Eu acho que eu não comeria. Leite humano é para bebês, assim que você atinge certa idade, é hora de parar com isso. Você apaga de sua memória e sobrepõe isso com pensamentos sobre novas mamas. Nada de transformar em queijo! Espera-se que queijo seja delicioso, não um aperitivo para canibalismo. Depois disso, será que irão usar sangue pra fazer vinho?

Mas pensando bem, talvez eu até provasse. Porque quão natural é roubar o leite de uma vaca e transformar isso em queijo? Leite humano é o mais natural que podemos ter, porque afinal de contas, muitos de nós crescemos com ele. É a salvação da humanidade, é a raiz de nossa existência. E, bem, foi feito pra isso mesmo.

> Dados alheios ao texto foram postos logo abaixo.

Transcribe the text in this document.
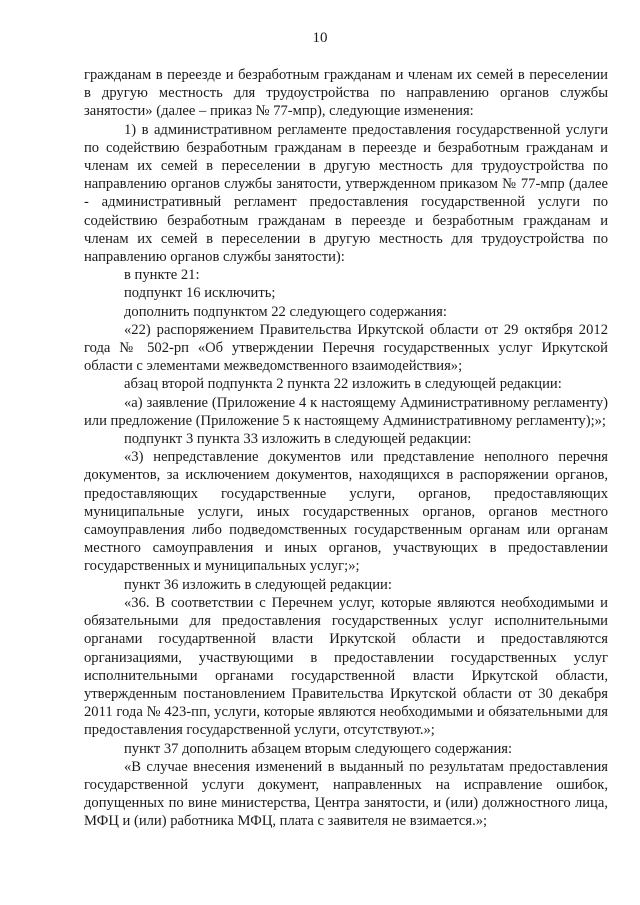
10

гражданам в переезде и безработным гражданам и членам их семей в переселении в другую местность для трудоустройства по направлению органов службы занятости» (далее – приказ № 77-мпр), следующие изменения:

1) в административном регламенте предоставления государственной услуги по содействию безработным гражданам в переезде и безработным гражданам и членам их семей в переселении в другую местность для трудоустройства по направлению органов службы занятости, утвержденном приказом № 77-мпр (далее - административный регламент предоставления государственной услуги по содействию безработным гражданам в переезде и безработным гражданам и членам их семей в переселении в другую местность для трудоустройства по направлению органов службы занятости):

в пункте 21:

подпункт 16 исключить;

дополнить подпунктом 22 следующего содержания:

«22) распоряжением Правительства Иркутской области от 29 октября 2012 года № 502-рп «Об утверждении Перечня государственных услуг Иркутской области с элементами межведомственного взаимодействия»;

абзац второй подпункта 2 пункта 22 изложить в следующей редакции:

«а) заявление (Приложение 4 к настоящему Административному регламенту) или предложение (Приложение 5 к настоящему Административному регламенту);»;

подпункт 3 пункта 33 изложить в следующей редакции:

«3) непредставление документов или представление неполного перечня документов, за исключением документов, находящихся в распоряжении органов, предоставляющих государственные услуги, органов, предоставляющих муниципальные услуги, иных государственных органов, органов местного самоуправления либо подведомственных государственным органам или органам местного самоуправления и иных органов, участвующих в предоставлении государственных и муниципальных услуг;»;

пункт 36 изложить в следующей редакции:

«36. В соответствии с Перечнем услуг, которые являются необходимыми и обязательными для предоставления государственных услуг исполнительными органами государтвенной власти Иркутской области и предоставляются организациями, участвующими в предоставлении государственных услуг исполнительными органами государственной власти Иркутской области, утвержденным постановлением Правительства Иркутской области от 30 декабря 2011 года № 423-пп, услуги, которые являются необходимыми и обязательными для предоставления государственной услуги, отсутствуют.»;

пункт 37 дополнить абзацем вторым следующего содержания:

«В случае внесения изменений в выданный по результатам предоставления государственной услуги документ, направленных на исправление ошибок, допущенных по вине министерства, Центра занятости, и (или) должностного лица, МФЦ и (или) работника МФЦ, плата с заявителя не взимается.»;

Miriam Simum, uma estudante da NYU, começou o projeto do queijo para contestar a ideia de saúde, ética natural, biotecnologia e basicamente toda ideia socialmente condicionada em nossas cabeças. Ela pergunta:

Se nós rejeitamos comida tecnologicamente modificada em favor do que é ‘natural,’ quão longe teremos que ir? Se nós estamos determinados a continuar desfrutando nosso queijo, talvez seja mais natural, ético e saudável comer queijo humano?

Atualmente, existem três sabores: Sweet Airy Equity, que é suave, duro e feito a partir do leite de uma jovem mãe de descendência chinesa. Wisconsin Bang, um delicioso queijo cremoso feito com o leite de uma meiga assistente de advogado, nascida em Wisconsin. E City Funk, um queijo fedorento de uma discreta senhora em Manhattan.

Parece tudo tão moralmente correto mas, não, eu não posso fazer isso. É demais. Orgânico, alimentado com capim, criado solto, sei lá, isso é o que é natural pra mim. Leite humano, nem tanto.